Después de unos minutos empezaron a escuchar disparos, pero no entendían de dónde llegaban. Chocaron contra el carro que iba delante porque fue despedazado por una granada que mató de inmediato a dos hombres, familiares del esposo de Lyudmyla. Sobrevivieron una mujer y un niño de año y medio.
“En nuestro automóvil fallecieron de inmediato mi madre y mi suegra”, relata con lágrimas Lyudmyla. Cree que la balacera duró unos cinco minutos.
A su madre, una bala le dio en el cuello y se empezó a desangrar. “Cuando estábamos saliendo del carro mi mamá también abrió la puerta, pero simplemente cayó al costado sobre la carretera. Entiendo que se ahogó a los pocos segundos”, relata.
“Le pedí a un soldado ruso que comprobara si tenía pulso y él se acercó, la revisó y simplemente le puso la capucha de la chaqueta sobre su cabeza y me dijo que era todo”, detalla esta docente de matemáticas. A su suegra tampoco la pudieron levantar del asfalto.
Los militares rusos justificaron la masacre diciéndoles que “creían que eran militares ucranianos y por eso los atacaron”. Además, les decían que ellos solo estaban “cumpliendo con su trabajo”.
Los obligaron a bajar de los carros y les anunciaron que estaban quedando como prisioneros mientras les quitaban sus teléfonos. De inmediato los retuvieron durante una hora en una casa. “Ellos repetían muchas veces que no sabían qué harían con nosotros, hasta que nos dijeron que nos dejarían marcharnos”, indica Lyudmyla.
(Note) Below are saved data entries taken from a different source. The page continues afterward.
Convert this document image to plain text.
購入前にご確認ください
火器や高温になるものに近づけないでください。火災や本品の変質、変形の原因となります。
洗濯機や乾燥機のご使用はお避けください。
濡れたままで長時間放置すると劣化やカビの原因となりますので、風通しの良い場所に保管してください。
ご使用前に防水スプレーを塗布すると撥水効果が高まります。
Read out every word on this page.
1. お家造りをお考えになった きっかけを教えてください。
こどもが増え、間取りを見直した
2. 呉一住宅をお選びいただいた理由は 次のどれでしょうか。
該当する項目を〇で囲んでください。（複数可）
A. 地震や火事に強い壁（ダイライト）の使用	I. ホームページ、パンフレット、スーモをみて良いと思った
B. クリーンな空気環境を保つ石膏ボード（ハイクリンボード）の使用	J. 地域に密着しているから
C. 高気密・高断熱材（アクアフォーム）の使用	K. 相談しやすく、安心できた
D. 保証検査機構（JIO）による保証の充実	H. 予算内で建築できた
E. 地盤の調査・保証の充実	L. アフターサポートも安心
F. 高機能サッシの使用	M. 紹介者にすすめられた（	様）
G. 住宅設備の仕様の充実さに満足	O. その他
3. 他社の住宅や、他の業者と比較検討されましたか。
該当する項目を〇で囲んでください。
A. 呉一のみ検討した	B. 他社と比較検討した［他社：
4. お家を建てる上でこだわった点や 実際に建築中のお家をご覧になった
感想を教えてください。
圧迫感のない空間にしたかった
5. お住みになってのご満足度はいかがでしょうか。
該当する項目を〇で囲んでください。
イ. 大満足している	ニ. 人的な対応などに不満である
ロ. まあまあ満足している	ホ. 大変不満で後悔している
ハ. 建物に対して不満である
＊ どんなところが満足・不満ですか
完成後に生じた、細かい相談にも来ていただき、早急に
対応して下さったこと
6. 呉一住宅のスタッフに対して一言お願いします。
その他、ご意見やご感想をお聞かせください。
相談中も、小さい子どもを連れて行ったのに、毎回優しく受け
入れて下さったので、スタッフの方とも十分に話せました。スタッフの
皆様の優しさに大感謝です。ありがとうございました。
“Cuando preguntamos por los cuerpos de nuestros familiares a todos nos dijeron que nos largáramos antes de que cambiaran de opinión y se arrepintieran de dejarnos ir”, recuerda. Fue hasta un mes después que lograron encontrar en una morgue los cuerpos de su madre y su suegra.
La mañana del 23 de agosto de 2022, Olena Naumova luchaba por respirar sentada en el asiento trasero de un vehículo conducido por la ciudad de Jersón, al sur de Ucrania. Una bolsa de plástico con la que la taparon apretaba su cuello. Pero podía observar a los tres militares rusos que la habían secuestrado.
Esta mujer de 57 años, maestra de preescolar, es una famosa tiktoker que ganó notoriedad, durante los nueve meses de ocupación rusa, porque participó en protestas y realizó transmisiones desde las calles de su ciudad. En los videos se burlaba de los soldados rusos.
“Has dicho suficiente como para ser procesada y nos la llevamos y usted sabe por qué”, escuchó Olena que le decía uno de los militares rusos cuando era trasladada a una sala de tortura.
Fueron once días que estuvo encerrada en un sótano en el que solo había dos sillas y un montón de basura. En ese tiempo la interrogaron varias veces y una vez le pegaron en la cara. “Pero a otras mujeres más jóvenes las golpearon mucho más que a mí”, asegura.
Le exigían que diera nombres de manifestantes, sobre todo de los llamados “blogueros patrióticos ucranianos”, como ella era definida. En su mente trataba de recordar nombres de personas que sabía que estaban fuera de Ucrania. Fueron los únicos nombres que dio.
“Querían quebrantarme, pero no lo lograron”, me dice Olena a mí y a una colega chilena, mientras realiza una transmisión en vivo a sus seguidores. No para de saludarlos, de explicarles que sigue contando su historia, de hacerles gestos de corazones y agradecerles su sintonía.
Olena recuerda que los primeros días de la invasión rusa, llegaron a la ciudad desde todos los puntos cardinales y aunque los militares ucranianos y la población intentaron resistir “no estaban preparados”.
“Por eso muchos huyeron y en el centro de la ciudad, un grupo de soldados de Jersón fueron fusilados. Los cuerpos de ellos, la mayoría jóvenes, quedaron ahí porque los rusos no dejaban enterrarlos ni recogerlos”, detalla.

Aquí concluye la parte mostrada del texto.